Uggla, who started the year as the Atlanta Braves’ starting second baseman, was given his unconditional release yesterday, allowing him to be signed by any other Major League Baseball team. The move, however, leaves the Braves on the hook for the last one-and-a-half years of the 5-year contract extension Uggla signed after being traded from the Florida (now Miami) Marlins to the Braves during the 2010 General Manager’s meetings, without having played for the Braves. The remainder of his contract is worth approximately $19 million, according to the Atlanta Journal Constitution.

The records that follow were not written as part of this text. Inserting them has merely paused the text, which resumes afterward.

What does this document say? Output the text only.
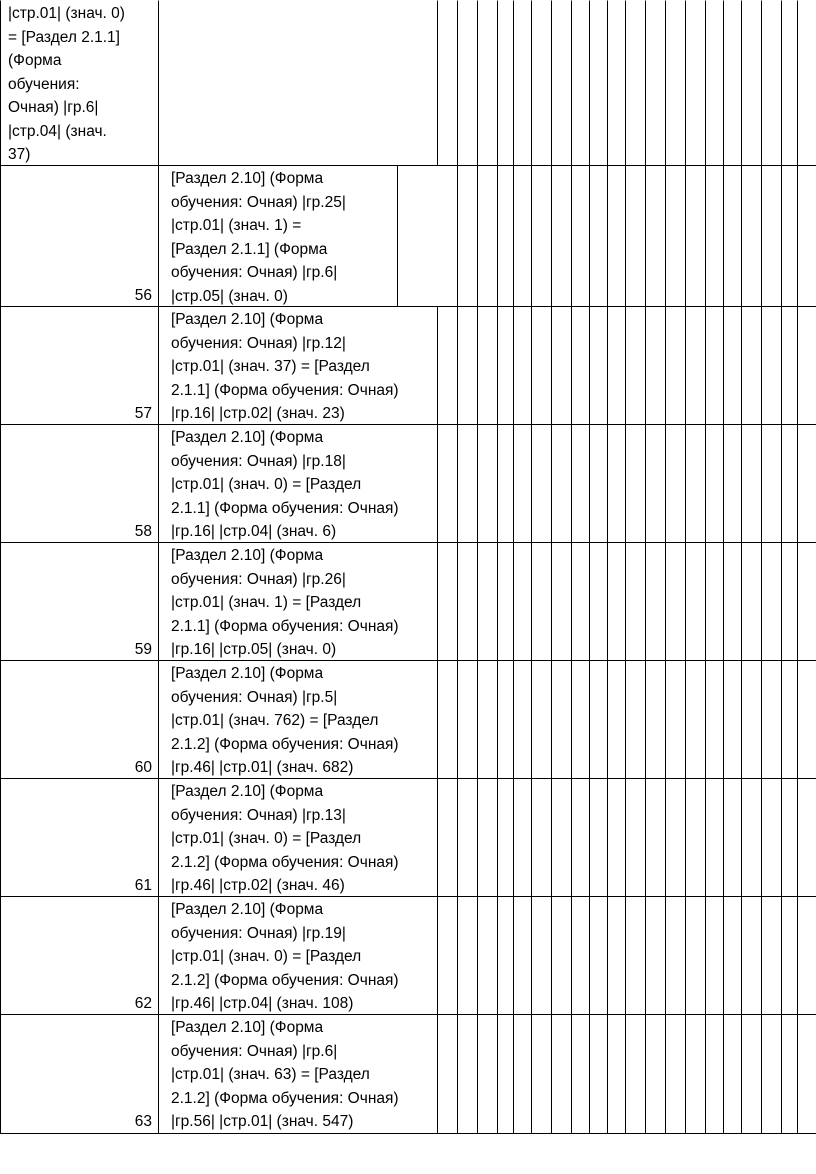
|стр.01| (знач. 0)
= [Раздел 2.1.1]
(Форма
обучения:
Очная) |гр.6|
|стр.04| (знач.
37)
56
[Раздел 2.10] (Форма
обучения: Очная) |гр.25|
|стр.01| (знач. 1) =
[Раздел 2.1.1] (Форма
обучения: Очная) |гр.6|
|стр.05| (знач. 0)
57
[Раздел 2.10] (Форма
обучения: Очная) |гр.12|
|стр.01| (знач. 37) = [Раздел
2.1.1] (Форма обучения: Очная)
|гр.16| |стр.02| (знач. 23)
58
[Раздел 2.10] (Форма
обучения: Очная) |гр.18|
|стр.01| (знач. 0) = [Раздел
2.1.1] (Форма обучения: Очная)
|гр.16| |стр.04| (знач. 6)
59
[Раздел 2.10] (Форма
обучения: Очная) |гр.26|
|стр.01| (знач. 1) = [Раздел
2.1.1] (Форма обучения: Очная)
|гр.16| |стр.05| (знач. 0)
60
[Раздел 2.10] (Форма
обучения: Очная) |гр.5|
|стр.01| (знач. 762) = [Раздел
2.1.2] (Форма обучения: Очная)
|гр.46| |стр.01| (знач. 682)
61
[Раздел 2.10] (Форма
обучения: Очная) |гр.13|
|стр.01| (знач. 0) = [Раздел
2.1.2] (Форма обучения: Очная)
|гр.46| |стр.02| (знач. 46)
62
[Раздел 2.10] (Форма
обучения: Очная) |гр.19|
|стр.01| (знач. 0) = [Раздел
2.1.2] (Форма обучения: Очная)
|гр.46| |стр.04| (знач. 108)
63
[Раздел 2.10] (Форма
обучения: Очная) |гр.6|
|стр.01| (знач. 63) = [Раздел
2.1.2] (Форма обучения: Очная)
|гр.56| |стр.01| (знач. 547)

At the onset of the trade, Uggla had shown promise. In 2009, Uggla had an average of.289 and on on-base-percentage of.369, which are decent numbers for a second baseman. In the five years Uggla played for the Marlins, he had an overall average of.263, an on-base-percentage of.349, a slugging percentage of.488, with 31 home runs and 93 runs batted in. This was enough for the Braves to not only trade for Uggla, but to offer him a 5-year contract extension worth $62 million.

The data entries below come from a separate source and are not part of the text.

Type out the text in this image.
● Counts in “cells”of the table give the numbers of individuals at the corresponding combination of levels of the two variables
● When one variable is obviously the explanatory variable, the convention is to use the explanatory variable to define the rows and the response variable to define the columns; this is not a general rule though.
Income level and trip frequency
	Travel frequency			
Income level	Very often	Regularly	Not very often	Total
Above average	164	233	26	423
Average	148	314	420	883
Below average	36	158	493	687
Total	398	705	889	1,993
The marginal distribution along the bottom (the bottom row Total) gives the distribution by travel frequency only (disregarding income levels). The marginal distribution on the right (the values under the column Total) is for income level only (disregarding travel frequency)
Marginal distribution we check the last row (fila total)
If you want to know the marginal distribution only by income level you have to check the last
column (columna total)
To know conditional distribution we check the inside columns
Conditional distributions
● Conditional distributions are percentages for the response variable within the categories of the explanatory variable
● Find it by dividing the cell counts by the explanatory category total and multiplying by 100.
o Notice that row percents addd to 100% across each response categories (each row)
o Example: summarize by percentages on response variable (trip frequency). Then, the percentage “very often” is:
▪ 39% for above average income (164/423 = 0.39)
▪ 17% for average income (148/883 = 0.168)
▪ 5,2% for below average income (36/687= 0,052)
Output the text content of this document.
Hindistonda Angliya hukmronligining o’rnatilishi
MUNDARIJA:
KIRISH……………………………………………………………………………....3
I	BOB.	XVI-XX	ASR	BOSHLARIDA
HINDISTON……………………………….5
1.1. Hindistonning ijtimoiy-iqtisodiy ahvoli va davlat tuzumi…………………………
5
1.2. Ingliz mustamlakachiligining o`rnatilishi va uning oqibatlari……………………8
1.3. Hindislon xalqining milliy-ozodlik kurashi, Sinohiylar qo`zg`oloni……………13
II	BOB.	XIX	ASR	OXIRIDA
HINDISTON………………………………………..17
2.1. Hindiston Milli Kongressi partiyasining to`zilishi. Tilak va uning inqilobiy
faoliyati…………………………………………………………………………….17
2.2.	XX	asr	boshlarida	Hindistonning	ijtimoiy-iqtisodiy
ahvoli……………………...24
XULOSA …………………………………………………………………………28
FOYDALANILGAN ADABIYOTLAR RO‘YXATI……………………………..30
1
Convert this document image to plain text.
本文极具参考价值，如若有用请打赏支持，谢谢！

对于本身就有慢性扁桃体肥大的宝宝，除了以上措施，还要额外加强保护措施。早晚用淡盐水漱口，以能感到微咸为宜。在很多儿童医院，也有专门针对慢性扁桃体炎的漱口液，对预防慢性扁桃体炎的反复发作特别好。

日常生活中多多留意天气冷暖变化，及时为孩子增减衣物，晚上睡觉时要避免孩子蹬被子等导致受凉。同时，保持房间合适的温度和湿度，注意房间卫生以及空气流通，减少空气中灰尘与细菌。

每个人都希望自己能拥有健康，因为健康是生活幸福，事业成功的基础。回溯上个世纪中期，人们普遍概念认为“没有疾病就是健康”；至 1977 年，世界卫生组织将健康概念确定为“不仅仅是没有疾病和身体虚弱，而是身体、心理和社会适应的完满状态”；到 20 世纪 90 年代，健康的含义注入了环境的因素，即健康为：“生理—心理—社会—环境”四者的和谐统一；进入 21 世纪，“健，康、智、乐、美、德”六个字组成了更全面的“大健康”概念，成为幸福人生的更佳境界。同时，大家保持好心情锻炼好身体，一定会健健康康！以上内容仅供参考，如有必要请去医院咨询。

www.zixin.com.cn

Once inserted as the new Braves second baseman, however, Uggla could never live up the the big contract and the hype the big numbers provided. Save for a brief period in June to August of 2011 where Uggla hit.377 with 15 home runs during a 33-game hitting streak, Uggla’s career numbers as a Brave are hardly noteworthy. He has hit.209 with a.317 on-base-percentage and a.391 slugging percentage in just over three-and-a-half seasons for the Braves while totaling 79 homers and 225 runs batted in 499 games.
Uggla once again shown promise on April 14 of this season, hitting two home runs against Philadelphia. Since then, Uggla batted.129 (11-for-85) with one extra-base hit (double) and no runs batted in his last 36 games, with eight walks, 26 strikeouts and six errors. He was 1-for-20 with eight strikeouts since May 23. Add to that he had been relegated to a pinch-hitting and reserve second baseman roles with the promotion of Tommy LaStella from Gwinnett earlier in the year. Since then, Uggla played second two times, and pinch-hit ten times, all without a hit.

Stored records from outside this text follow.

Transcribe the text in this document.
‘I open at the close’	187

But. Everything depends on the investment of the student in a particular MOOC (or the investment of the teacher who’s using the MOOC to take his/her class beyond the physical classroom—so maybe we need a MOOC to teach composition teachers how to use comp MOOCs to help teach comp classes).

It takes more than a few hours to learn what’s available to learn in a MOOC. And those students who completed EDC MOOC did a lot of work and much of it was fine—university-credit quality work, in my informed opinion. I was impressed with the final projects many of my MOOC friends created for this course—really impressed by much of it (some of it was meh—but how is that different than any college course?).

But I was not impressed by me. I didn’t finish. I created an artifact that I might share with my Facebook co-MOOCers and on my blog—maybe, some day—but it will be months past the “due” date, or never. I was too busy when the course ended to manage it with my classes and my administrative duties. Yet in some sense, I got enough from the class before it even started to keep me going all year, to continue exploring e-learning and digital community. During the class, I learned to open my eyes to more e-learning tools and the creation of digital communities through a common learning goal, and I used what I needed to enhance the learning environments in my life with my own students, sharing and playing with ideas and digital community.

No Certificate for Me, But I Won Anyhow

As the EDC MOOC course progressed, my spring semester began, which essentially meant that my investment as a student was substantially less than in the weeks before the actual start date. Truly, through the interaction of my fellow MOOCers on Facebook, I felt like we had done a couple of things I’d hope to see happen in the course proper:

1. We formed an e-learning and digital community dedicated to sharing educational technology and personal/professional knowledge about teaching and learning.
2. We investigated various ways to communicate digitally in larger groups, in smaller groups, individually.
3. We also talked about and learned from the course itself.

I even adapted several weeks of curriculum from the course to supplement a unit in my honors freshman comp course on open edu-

One possible reason for Uggla’s struggles was reported by the SBNation website. In the middle of the 2013 season, Uggla had corrective LASIK eye surgery in the hopes the procedure would improve his hitting. Though his eyesight may have improved, his hitting, and always weak defense, never did. Now, Uggla can be signed by any team, including the Braves, for the league minimum. It would appear, however, that no team, the Braves included, would take a chance on the 34-year-old.